Figure 1 remains in the main manuscript as a detailed mechanistic figure. The new Graphical Abstract is intended as a concise visual summary of the review, highlighting its central themes, including the double-hit theory of preeclampsia.

3. Clarification regarding Table 2

Thank you for this comment. We respectfully clarify that Table 2 is intended as a generic conceptual comparison of therapeutic modalities, rather than a table of specific compounds, products, or formulations.
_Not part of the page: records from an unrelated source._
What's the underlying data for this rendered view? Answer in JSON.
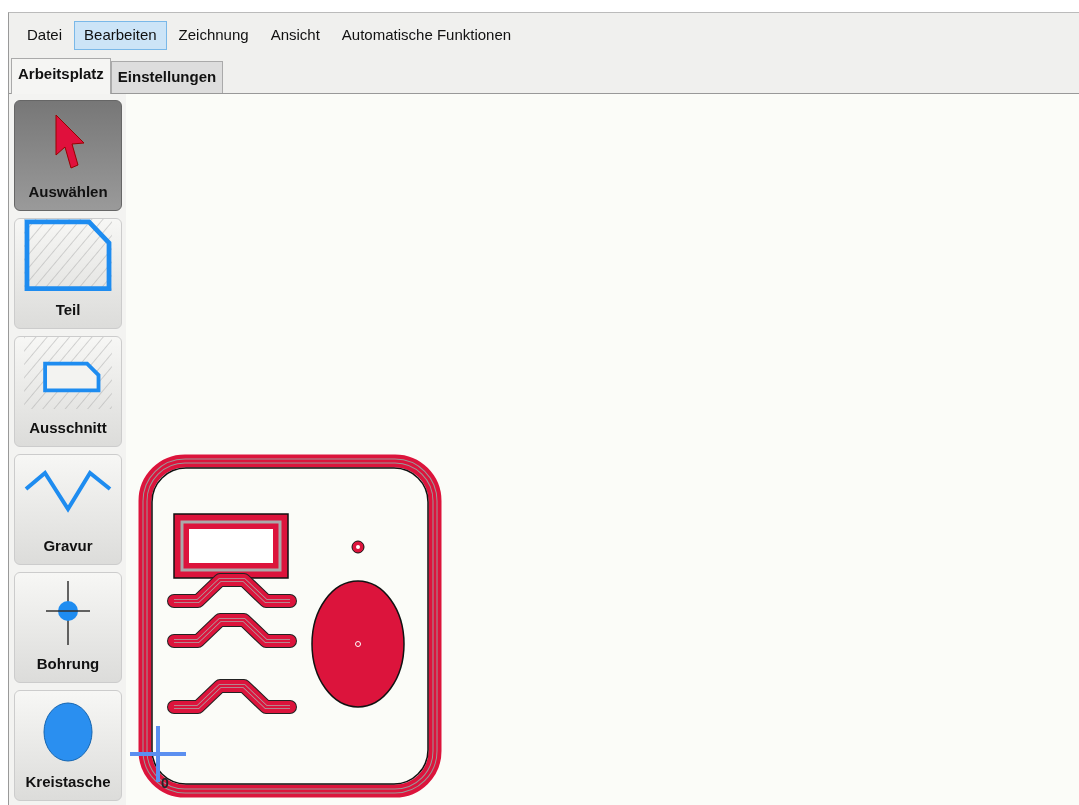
{
  "menu": [
    {
      "label": "Datei",
      "selected": false
    },
    {
      "label": "Bearbeiten",
      "selected": true
    },
    {
      "label": "Zeichnung",
      "selected": false
    },
    {
      "label": "Ansicht",
      "selected": false
    },
    {
      "label": "Automatische Funktionen",
      "selected": false
    }
  ],
  "tabs": [
    {
      "label": "Arbeitsplatz",
      "selected": true
    },
    {
      "label": "Einstellungen",
      "selected": false
    }
  ],
  "tools": [
    {
      "label": "Auswählen",
      "kind": "select",
      "selected": true
    },
    {
      "label": "Teil",
      "kind": "part",
      "selected": false
    },
    {
      "label": "Ausschnitt",
      "kind": "cutout",
      "selected": false
    },
    {
      "label": "Gravur",
      "kind": "engraving",
      "selected": false
    },
    {
      "label": "Bohrung",
      "kind": "drill",
      "selected": false
    },
    {
      "label": "Kreistasche",
      "kind": "pocket",
      "selected": false
    }
  ],
  "canvas": {
    "origin_label": "0"
  }
}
Its purpose is to summarise the general characteristics of three broad therapeutic approaches relevant to preeclampsia:

small-molecule therapies

siRNA-based therapies

biologic protein therapies

As the table is intended to provide a broad conceptual comparison rather than formulation-specific evidence, we do not believe that references are required within the table itself. To avoid ambiguity, we have clarified this point in the table legend so that readers understand that the comparison refers to general therapeutic classes rather than specific formulations.

We hope this clarification addresses the reviewer’s concerns.

I would also make this even tighter in the rebuttal letter by changing:

“We believe this comment refers to…”

to

“We believe the reviewer is referring to…”

That sounds a little more formal.

Best final phrasing for point 1:

We believe the reviewer is referring to the coloured headings in Table 1, as Figure 1 does not contain column headings. Accordingly, Table 1 has been revised and the coloured headings have been removed to improve clarity and readability.

That is probably the safest and cleanest way to handle it.

Reviewer 3 Report

Comments and Suggestions for Authors

The authors have done a good job in responding to my criticisms.  particularly in sections 2.5-2.7 Thus I recommend that it is accepted forthwith.